1

L’Année des fleurs de sophora

Sur la page de gauche, les caractères chinois. Un autre monde. Un autre univers. Sur celle de droite, la traduction signée Emmanuelle Péchenart. Comment passe-t-on de l’un à l’autre univers ? Une gageure. Pour le lecteur s’entend. Meng Ming est né en 1955, en Chine, mais il vit en France depuis 1989. La date parle d’elle-même. Le poète a été publié dans la revue dissidente Jintian. À l’époque, le printemps paraissait vouloir renaître en Chine. C’était avant la répression, et son acceptation pour cause de partenariat économique. Shangaï et ses miracles valent bien sans doute l’oubli de certains principes écrits aux frontons de nos institutions, et le sacrifice de poètes. Quelle importance les poètes, quelle importance la poésie ? De prime abord, L’Année des fleurs de sophora ne dit pas cette sorte de colère. Mais ce n’est qu’une apparence, sous la plume du poète en exil, né sous la coupe d’un pouvoir totalitaire et ami de démocraties virtuelles, le simple poème, le poème tout simplement est une colère.

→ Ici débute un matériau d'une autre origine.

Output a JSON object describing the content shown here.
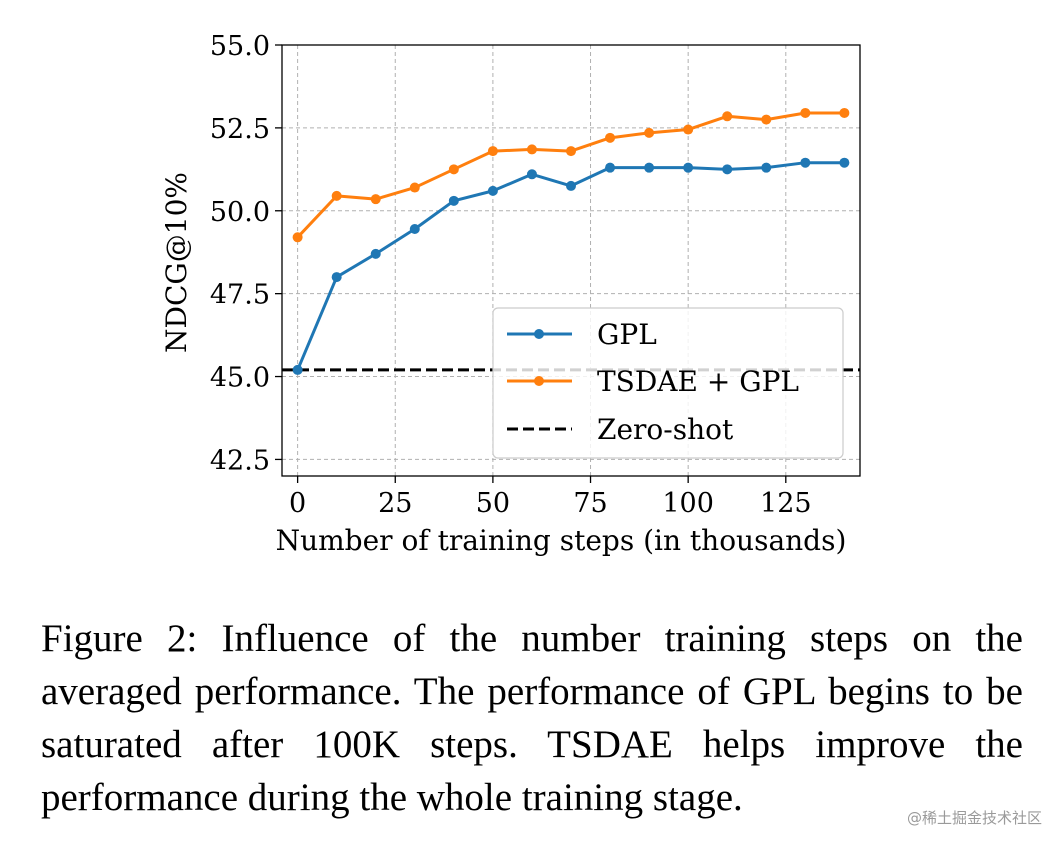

La poésie, c’est l’acte originel de la résistance au monde fanatisé dans lequel nous vivons, ce monde de la dictature des « croissants » à tout prix, y compris à celui de la vie. Vu de là, peu importe qu’il y ait encore des vivants. Les poèmes publiés dans ce volume ont été écrits entre 1987 et 2010. Ils parlent de la vie quotidienne, des amis emprisonnés et disparus, de l’exil, de la nature. De choses simples. Ils sont doux. Ils parlent de ce monde qui entre 1987 et 2010 est devenu le nôtre. Il y a en effet… un monde entre ces deux dates.